L'analyse des mythes et traditions est un terrain délicat, notamment dans le domaine des mégalithes où interfèrent plusieurs niveaux d'information souvent enchevêtrés :

  • des bribes de traditions authentiquement anciennes,
  • des "mythes récurrents", revenant spontanément à différentes époques sans qu'il y ait nécessairement un lien avec un fond plus ancien,
  • des "mythes savants", issus des idées intellectuellement en vogue à une certaine époque, "plaquées" artificiellement sur un site et finalement incorporées à la tradition.

Parmi les grandes périodes favorables à de telles éclosions, on peut notamment citer:

  • la fin du XVIe siècle avec la contre-réforme post-tridentine et la politique de "missions" de l'Eglise catholique, pour les mythes à connotation biblique ou évangélique,
  • le XVIIIe siècle et ses "Lumières" pour les références à l'Antiquité classique,
  • le début du XIXe siècle et le Romantisme avec le mouvement "celtomane",
  • la fin du XIXe siècle avec la résurgence des mythes "arthuriens",
  • l'époque actuelle, propice à l'élaboration de "mythes scientifiques" variés.

Certains illustrateurs du XIXe s. jouent délibérement la carte du fantastique.

Quelques traditions liées aux mégalithes morbihannais

Les nains (sous leurs différentes formes et appellations) sont régulièrement impliqués dans la construction et/ou la fréquentation des tombes mégalithiques : Mané-Kerioned (butte aux lutins), Ty-Korriganed (maison des lutins), etc. (par contre, à la différence de bien d'autres régions, les géants ne sont pratiquement pas sollicités en Morbihan).

Les fées auraient notamment entassé les pierres du Mané-er-Hroeg à Locmariaquer pour aider une pauvre veuve à guetter le retour de son fils ; cette légende est peut-être à rapprocher de l'usage du monument comme amer indiqué par Garcie Ferrande, voire comme "motte à fougon" (fanal) d'après Boureau-Deslandes.

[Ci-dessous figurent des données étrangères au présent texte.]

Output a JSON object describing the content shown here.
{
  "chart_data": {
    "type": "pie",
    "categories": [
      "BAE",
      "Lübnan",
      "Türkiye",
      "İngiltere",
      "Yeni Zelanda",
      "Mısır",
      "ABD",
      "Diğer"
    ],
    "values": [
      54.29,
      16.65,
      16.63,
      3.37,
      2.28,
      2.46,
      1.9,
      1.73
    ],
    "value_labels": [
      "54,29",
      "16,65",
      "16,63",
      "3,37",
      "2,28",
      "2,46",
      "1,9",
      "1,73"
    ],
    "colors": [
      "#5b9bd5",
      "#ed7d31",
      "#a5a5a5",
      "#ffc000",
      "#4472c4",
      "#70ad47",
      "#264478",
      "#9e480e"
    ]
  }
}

Les formes du bloc au premier plan ont été accentuées pour évoquer un crapaud, animal parfois évoqué dans la dénomination traditionnelle des mégalithes.

Les croyances liées à la fécondité présentent plusieurs aspects

  • Les roches "écriantes" sur lesquelles les femmes en mal d'enfant venaient se frotter ; sont notamment concernés le Grand-Menhir de Locmariaquer, le "Vaisseau" (bloc couché) à la tête des alignements du Menec, le dolmen de Cruz-Moquen à Carnac (la christianisation de ce dernier aurait eu pour but de faire cesser cette pratique),
  • Les pierres assurant la protection et la prospérité des troupeaux sont attestées par Boureau-Deslandes dès le 18e siècle, avant que ces pratiques ne soient rapportées comme liées au culte de Saint Cornely,
  • Les pierres des alignements ont aussi été considérées comme ayant été semées en sillons et ayant poussé comme des plantes.

Le dolmen christianisé de Cruz-Moquen à Carnac.

Les malédictions divines

Le mythe central est celui de Saint Cornely pétrifiant la légion romaine qui le poursuivait ; outre le gros de la troupe représentée par les alignements de Carnac, on en trouve l'avant-garde à Kerzerho (Erdeven), deux traînards à Luffang (Crac'h) et des fuyards au Resto (Languidic).

A Saint-Pierre-Quiberon, c'est par contre sainte Hélène qui aurait pétrifié les soldats lancés à ses trousses. Dans d'autres régions de Bretagne, on fait également allusion à des châtiments d'attitudes mécréantes : pétrification de noceurs irrespectueux à l'égard d'un prêtre portant le Viatique (Brasparts, Finistère) ou de jeunes filles préférant une danse sur la lande à l'assistance aux vêpres (Langon, Ille-et-Vilaine), etc.